Joffre a déçu. Il est remplacé à la tête des armées françaises par le général Nivelle. Fort de brillantes victoires, il déclare le 14 janvier 1917: «Nous romprons le front allemand quand nous voudrons à condition de ne pas attaquer au point le plus fort et de faire l'opération par surprise et attaque brusquée en vingt-quatre ou quarante-huit heures ».

 

 

L'espoir renaît en France.

 

 

Nivelle envisage une offensive au Chemin des Dames.

 

De Londres, Haig reçoit l'ordre d'attaquer en direction de Tilloy-Bapaume.
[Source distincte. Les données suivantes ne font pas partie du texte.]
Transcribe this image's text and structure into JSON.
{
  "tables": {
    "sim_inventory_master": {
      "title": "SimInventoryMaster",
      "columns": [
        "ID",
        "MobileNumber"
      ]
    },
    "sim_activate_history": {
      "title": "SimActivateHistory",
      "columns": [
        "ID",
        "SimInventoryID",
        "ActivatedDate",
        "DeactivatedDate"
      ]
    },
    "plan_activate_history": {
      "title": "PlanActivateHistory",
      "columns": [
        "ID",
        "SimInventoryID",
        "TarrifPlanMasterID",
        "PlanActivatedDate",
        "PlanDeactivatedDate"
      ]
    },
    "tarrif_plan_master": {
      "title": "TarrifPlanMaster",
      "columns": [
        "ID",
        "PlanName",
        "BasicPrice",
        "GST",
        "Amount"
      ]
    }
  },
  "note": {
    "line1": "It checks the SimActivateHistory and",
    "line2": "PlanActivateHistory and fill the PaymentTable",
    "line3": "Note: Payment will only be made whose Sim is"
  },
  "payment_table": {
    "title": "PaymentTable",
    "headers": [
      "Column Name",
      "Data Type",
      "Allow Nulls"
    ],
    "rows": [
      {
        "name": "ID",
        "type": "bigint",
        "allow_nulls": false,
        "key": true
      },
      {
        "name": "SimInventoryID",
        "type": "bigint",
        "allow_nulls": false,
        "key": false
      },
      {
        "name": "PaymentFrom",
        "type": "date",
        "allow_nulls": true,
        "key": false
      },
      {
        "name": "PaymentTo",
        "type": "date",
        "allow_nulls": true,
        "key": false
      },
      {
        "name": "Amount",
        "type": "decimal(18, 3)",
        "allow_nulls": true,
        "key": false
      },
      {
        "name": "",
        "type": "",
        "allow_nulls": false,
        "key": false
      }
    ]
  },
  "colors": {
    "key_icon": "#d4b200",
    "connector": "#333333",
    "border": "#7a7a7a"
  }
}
Les Anglais avancent, pénètrent dans Bapaume, Nesle, Noyon les 17 - 18 mars. Sans coup férir. Sur leur passage, tout est détruit. Les Allemands se sont repliés sur une ligne fortifiée, la ligne Hindenburg.

 

Le 9 avril, comme prévu, c'est l'assaut de la falaise de Vimy. Après une âpre résistance, les Allemands reculent. Le 13, Bailleul, Givenchy, Angres sont entre les mains des Alliés. Le 14 avril, ils sont à Liévin. Le mauvais temps les arrête.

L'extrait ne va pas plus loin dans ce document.